The Louisiana Board of Regents is asking state lawmakers to pass new legislation similar to a bill Gov. Bobby Jindal vetoed last year that could alter scholarships college students receive through the Taylor Opportunity Program for Students.
But board members also have been increasingly expressing interest in changing the criteria that students must meet to qualify for the popular TOPS scholarships.
And the newest chairman of the Board of Regents, Richard Lipsey, said he believes Gov.-elect John Bel Edwards could become an ally in that effort.
“I think (Edwards) would be open to us raising the eligibility for TOPS gradually over a period of time,” Lipsey said during a recent board meeting.
Edwards’ office didn’t directly address criteria changes in response to Lipsey’s remarks but said he’s “in favor of saving TOPS.”
“The Transition Committee is currently evaluating options to ensure the program is sustainable,” Edwards spokesman Richard Carbo said. “He is committed to finding solutions for the long-term stability for our students but also working to providing the necessary assistance to students who need it most to get a degree.”
The Board of Regents has frequently discussed the future of TOPS and has recently been hashing out what approach it plans to take when the state Legislature starts its 2016 session.
“I think just about everyone on this board has said we need to relook at the criteria for TOPS,” said Edward Markle, who became vice chairman of the board this week. “If TOPS continues on the way it’s going, we could lose TOPS.”

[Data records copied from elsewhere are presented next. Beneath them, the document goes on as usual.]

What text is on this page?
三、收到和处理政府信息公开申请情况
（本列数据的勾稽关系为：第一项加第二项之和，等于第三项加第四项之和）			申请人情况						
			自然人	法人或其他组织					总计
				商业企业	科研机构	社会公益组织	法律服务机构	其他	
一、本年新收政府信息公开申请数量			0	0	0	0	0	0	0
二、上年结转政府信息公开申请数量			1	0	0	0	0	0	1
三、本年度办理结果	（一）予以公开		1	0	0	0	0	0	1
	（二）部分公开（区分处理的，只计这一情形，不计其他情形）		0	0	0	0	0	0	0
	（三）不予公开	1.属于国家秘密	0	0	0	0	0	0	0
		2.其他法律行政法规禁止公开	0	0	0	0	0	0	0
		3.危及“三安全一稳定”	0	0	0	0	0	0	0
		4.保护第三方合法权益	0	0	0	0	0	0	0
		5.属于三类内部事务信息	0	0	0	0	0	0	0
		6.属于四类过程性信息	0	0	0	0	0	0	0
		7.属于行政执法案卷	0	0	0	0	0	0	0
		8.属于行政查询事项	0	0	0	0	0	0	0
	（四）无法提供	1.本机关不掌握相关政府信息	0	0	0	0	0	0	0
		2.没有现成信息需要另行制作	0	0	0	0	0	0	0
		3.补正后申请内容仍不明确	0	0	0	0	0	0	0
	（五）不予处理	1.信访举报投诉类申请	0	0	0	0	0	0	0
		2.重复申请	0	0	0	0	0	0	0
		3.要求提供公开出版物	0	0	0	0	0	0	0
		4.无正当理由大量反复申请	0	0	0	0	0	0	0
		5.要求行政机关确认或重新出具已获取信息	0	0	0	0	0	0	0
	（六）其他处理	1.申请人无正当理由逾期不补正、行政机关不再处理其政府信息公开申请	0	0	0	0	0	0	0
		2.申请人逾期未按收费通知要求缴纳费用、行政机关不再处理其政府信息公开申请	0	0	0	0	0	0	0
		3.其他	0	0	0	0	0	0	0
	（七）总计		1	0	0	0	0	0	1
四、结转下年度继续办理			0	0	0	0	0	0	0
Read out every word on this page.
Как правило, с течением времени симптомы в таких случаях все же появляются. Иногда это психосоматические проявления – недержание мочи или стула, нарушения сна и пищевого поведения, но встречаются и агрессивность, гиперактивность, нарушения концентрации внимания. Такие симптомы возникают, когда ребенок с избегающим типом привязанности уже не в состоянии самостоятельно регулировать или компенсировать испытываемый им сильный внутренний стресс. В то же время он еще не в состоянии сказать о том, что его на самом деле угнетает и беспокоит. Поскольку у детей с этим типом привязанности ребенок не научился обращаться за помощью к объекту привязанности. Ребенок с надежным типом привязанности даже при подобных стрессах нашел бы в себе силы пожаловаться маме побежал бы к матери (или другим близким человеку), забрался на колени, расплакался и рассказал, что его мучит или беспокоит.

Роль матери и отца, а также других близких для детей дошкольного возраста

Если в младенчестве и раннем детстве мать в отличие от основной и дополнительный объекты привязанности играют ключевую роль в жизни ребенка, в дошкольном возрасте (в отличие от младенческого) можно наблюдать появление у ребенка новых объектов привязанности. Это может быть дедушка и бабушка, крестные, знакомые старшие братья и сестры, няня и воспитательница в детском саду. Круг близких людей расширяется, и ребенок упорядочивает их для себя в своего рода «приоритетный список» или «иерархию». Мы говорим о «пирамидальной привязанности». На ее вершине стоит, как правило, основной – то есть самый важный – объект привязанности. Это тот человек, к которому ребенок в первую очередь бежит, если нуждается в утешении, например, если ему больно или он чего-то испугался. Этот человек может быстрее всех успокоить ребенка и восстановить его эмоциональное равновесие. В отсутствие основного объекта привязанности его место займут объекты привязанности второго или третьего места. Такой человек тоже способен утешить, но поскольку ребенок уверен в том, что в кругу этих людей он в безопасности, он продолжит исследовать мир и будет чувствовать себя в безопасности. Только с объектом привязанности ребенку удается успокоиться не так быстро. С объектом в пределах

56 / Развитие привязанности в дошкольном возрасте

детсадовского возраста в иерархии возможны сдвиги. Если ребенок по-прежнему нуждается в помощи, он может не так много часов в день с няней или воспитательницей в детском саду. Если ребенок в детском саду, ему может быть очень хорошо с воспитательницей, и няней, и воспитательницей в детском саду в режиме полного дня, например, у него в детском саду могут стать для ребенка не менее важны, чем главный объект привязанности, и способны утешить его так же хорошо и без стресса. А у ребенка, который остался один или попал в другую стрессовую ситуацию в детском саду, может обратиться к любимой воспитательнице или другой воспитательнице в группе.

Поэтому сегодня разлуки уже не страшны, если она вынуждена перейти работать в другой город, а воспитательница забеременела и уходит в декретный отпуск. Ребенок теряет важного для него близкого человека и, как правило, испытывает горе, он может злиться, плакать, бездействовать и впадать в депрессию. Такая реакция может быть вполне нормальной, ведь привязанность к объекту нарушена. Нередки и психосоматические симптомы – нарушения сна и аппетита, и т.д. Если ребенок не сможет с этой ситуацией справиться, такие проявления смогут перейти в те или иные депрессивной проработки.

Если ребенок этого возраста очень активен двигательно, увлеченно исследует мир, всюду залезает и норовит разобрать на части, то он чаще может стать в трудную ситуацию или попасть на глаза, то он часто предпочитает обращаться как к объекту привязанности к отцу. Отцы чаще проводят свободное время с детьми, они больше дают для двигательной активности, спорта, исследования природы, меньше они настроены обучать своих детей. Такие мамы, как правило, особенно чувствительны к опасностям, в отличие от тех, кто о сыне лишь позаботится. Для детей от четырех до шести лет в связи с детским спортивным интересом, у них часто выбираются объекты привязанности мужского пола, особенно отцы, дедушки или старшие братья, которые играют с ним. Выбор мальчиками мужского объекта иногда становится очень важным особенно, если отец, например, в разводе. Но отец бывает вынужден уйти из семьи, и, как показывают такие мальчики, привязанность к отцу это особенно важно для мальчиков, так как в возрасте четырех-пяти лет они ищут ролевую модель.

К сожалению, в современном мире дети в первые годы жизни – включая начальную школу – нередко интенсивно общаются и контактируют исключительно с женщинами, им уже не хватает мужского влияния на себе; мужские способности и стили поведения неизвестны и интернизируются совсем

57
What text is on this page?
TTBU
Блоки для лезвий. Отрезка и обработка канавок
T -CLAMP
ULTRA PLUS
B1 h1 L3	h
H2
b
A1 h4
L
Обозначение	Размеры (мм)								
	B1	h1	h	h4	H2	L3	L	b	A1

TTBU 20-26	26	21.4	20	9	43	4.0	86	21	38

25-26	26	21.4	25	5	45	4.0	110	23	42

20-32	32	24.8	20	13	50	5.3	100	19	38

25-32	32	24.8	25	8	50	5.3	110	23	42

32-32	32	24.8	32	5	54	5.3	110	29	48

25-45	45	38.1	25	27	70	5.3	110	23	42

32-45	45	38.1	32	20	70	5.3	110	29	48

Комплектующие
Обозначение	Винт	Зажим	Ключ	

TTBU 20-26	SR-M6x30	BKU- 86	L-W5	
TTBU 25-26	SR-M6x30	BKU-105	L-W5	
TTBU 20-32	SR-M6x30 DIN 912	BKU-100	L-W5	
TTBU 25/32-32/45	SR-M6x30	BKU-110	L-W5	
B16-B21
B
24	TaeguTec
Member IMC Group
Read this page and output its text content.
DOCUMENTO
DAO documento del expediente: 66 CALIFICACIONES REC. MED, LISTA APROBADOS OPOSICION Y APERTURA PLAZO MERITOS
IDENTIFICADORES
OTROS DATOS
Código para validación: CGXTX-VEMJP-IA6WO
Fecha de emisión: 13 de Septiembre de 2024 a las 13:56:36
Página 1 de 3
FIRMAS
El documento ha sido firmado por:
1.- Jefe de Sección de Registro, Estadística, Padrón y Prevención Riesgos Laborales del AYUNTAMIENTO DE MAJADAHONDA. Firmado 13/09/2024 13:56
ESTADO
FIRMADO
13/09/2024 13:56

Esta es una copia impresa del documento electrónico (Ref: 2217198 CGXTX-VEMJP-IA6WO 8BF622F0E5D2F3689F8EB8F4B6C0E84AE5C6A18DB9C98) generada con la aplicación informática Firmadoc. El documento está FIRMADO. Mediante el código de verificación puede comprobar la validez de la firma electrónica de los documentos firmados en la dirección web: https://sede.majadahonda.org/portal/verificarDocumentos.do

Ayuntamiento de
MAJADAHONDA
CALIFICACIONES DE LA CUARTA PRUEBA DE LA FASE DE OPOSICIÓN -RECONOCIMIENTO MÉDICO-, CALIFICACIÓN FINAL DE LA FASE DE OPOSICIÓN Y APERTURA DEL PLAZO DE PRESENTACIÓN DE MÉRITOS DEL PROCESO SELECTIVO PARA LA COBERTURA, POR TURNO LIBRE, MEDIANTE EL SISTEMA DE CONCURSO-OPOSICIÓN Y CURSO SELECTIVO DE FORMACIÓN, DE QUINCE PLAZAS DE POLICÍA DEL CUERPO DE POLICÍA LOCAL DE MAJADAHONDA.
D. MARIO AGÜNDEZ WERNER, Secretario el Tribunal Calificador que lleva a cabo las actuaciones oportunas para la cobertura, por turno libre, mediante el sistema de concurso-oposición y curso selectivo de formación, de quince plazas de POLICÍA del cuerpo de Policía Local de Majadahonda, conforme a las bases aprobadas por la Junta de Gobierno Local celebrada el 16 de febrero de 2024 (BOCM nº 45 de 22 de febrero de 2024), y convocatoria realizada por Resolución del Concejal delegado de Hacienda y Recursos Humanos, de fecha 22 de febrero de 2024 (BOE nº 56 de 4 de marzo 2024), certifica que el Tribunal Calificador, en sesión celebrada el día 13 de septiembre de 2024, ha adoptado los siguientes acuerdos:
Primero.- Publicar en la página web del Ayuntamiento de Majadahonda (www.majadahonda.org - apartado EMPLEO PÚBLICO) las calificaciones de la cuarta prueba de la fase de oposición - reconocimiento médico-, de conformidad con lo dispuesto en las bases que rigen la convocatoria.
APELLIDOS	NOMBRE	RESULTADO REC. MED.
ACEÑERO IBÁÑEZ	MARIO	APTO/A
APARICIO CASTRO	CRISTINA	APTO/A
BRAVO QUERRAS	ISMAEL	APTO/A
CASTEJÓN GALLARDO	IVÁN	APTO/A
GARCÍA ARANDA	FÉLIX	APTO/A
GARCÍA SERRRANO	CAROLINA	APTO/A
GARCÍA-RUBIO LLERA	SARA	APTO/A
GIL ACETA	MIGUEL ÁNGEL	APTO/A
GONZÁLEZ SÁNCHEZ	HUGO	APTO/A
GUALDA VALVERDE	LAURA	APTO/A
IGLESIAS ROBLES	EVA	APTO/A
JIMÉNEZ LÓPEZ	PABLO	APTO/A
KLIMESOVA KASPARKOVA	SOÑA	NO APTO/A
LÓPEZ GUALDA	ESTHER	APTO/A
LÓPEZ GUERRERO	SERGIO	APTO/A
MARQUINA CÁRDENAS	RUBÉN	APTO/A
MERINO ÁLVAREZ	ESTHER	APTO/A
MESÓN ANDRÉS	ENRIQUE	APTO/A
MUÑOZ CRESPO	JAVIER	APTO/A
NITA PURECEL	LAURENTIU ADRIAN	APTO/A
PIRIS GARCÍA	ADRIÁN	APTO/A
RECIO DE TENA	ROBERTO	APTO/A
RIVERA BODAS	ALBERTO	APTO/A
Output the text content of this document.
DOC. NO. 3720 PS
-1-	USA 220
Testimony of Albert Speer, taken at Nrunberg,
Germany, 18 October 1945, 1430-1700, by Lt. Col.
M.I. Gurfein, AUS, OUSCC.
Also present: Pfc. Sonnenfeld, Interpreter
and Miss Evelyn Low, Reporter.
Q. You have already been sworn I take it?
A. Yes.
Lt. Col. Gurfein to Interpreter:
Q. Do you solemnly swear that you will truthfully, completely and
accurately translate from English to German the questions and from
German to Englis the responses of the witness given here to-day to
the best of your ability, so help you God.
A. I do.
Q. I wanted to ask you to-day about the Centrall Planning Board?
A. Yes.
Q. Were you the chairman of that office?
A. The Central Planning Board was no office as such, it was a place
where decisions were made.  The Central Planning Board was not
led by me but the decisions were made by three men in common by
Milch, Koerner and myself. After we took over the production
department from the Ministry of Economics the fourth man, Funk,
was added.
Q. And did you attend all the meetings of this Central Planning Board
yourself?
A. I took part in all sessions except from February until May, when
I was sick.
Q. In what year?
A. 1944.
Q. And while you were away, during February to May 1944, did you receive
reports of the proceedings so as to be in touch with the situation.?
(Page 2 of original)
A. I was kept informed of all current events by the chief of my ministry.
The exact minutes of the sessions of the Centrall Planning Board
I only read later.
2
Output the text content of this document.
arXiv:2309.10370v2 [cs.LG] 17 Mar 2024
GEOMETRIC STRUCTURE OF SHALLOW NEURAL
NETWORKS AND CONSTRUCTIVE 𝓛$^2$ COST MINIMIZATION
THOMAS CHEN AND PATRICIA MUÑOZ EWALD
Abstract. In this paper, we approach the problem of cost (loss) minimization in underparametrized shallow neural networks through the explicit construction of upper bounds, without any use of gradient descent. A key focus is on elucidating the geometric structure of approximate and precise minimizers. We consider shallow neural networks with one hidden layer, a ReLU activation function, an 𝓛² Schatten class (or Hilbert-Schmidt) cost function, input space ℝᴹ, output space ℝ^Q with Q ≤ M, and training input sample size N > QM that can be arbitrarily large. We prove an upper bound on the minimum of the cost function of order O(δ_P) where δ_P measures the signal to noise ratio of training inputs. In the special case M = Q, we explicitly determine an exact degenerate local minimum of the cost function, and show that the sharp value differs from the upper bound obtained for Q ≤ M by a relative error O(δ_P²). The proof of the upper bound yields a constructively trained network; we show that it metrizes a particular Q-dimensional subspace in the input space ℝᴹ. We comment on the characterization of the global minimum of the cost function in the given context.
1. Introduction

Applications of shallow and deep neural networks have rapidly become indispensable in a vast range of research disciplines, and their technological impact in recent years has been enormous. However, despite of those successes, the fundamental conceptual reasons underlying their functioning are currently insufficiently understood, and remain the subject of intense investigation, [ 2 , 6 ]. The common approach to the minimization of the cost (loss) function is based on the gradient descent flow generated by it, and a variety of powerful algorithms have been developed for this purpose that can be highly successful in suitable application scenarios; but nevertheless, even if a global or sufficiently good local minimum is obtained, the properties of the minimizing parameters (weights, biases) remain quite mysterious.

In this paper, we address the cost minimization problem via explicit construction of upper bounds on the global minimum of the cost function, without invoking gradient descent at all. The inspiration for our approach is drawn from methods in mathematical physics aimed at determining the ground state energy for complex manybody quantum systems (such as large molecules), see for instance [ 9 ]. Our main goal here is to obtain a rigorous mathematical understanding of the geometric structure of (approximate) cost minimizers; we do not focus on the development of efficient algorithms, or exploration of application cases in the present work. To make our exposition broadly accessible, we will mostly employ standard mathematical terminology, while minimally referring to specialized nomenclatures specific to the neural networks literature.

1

The program was created as an incentive for Louisiana high schoolers to stay in the state for college and as a pathway for those who otherwise may not be able to afford to stay in school after they finish the 12th grade. To qualify, students have to take the outlined high school curriculum, earn at least a 2.5 grade-point average and score at least a 20 on the standardized ACT test. TOPS generally covers tuition but doesn’t include fees and other costs of attending college.
State leaders have been sounding alarms about the program’s ballooning price tag and what it could mean for TOPS’ sustainability.
In the most recent fiscal year, the program cost the state $251 million. That’s more than twice as much as the program cost a decade earlier. Meanwhile, the number of students benefiting from TOPS has remained relatively flat at about 45,000 each year.
“Constraints on the state’s budget and resulting increases in college tuition have increased the cost of TOPS to the point where higher education leaders and legislators are concerned about the future sustainability of the program,” the Board of Regents staff wrote in a summary of the program that will be submitted to legislators. “The Legislature could benefit from increased flexibility to sustain the program, even in times of downturns.”
Some lawmakers have pushed for changes in the TOPS educational requirements, but those proposals have all failed to gain significant traction at the Capitol. A 2014 effort that sought to raise the ACT score or grade-point average failed after it faced backlash from vocal TOPS supporters.
But last year, legislators instead pushed through a bill that attempted to unlink TOPS from tuition as a way of reining in its costs. As colleges and universities adopted yearly tuition hikes, the average per-student cost of TOPS has swelled from about $2,800 in 2008 to $5,500 in 2015.
Under that proposal, which Jindal blocked, the state Legislature would have to approve any future increases in the value of TOPS scholarships — effectively stopping the automatic increases that have been tied to the tuition hikes.
Jindal vetoed the bill because he said he viewed it as a cap on the program. Supporters of it have alternately described it as setting a “floor” or a “baseline.”
Regents debated the same points before eventually approving a proposal asking the Legislature to again pass the change, hoping that Jindal’s departure from office would set the stage for approval. Edwards voted in favor of the measure as a state representative last year.
Deputy Higher Education Commissioner for Planning, Research and Academic Affairs Larry Tremblay argued that the move would help make the program more sustainable.
“The bill didn’t cap TOPS; it just said that the Legislature would have to act to raise it,” he said.
But several regents still raised concerns. Board member Claudia Adley said she didn’t feel comfortable expressing her concerns last year because she was new to the board, but she questioned this week whether the approach was best for the state.
“I don’t like capping a program that has been very successful,” she said.
She said she also thinks the state should consider raising TOPS requirements.
Lipsey said he believes raising standards could help motivate students to do better in high school and said he thinks students already are paying attention to what’s required of them to receive TOPS.
“I think it will improve the quality of children we are getting out of high schools now,” he said. “We know that high schools are not doing what they’re supposed to be doing because we are teaching remedial courses.”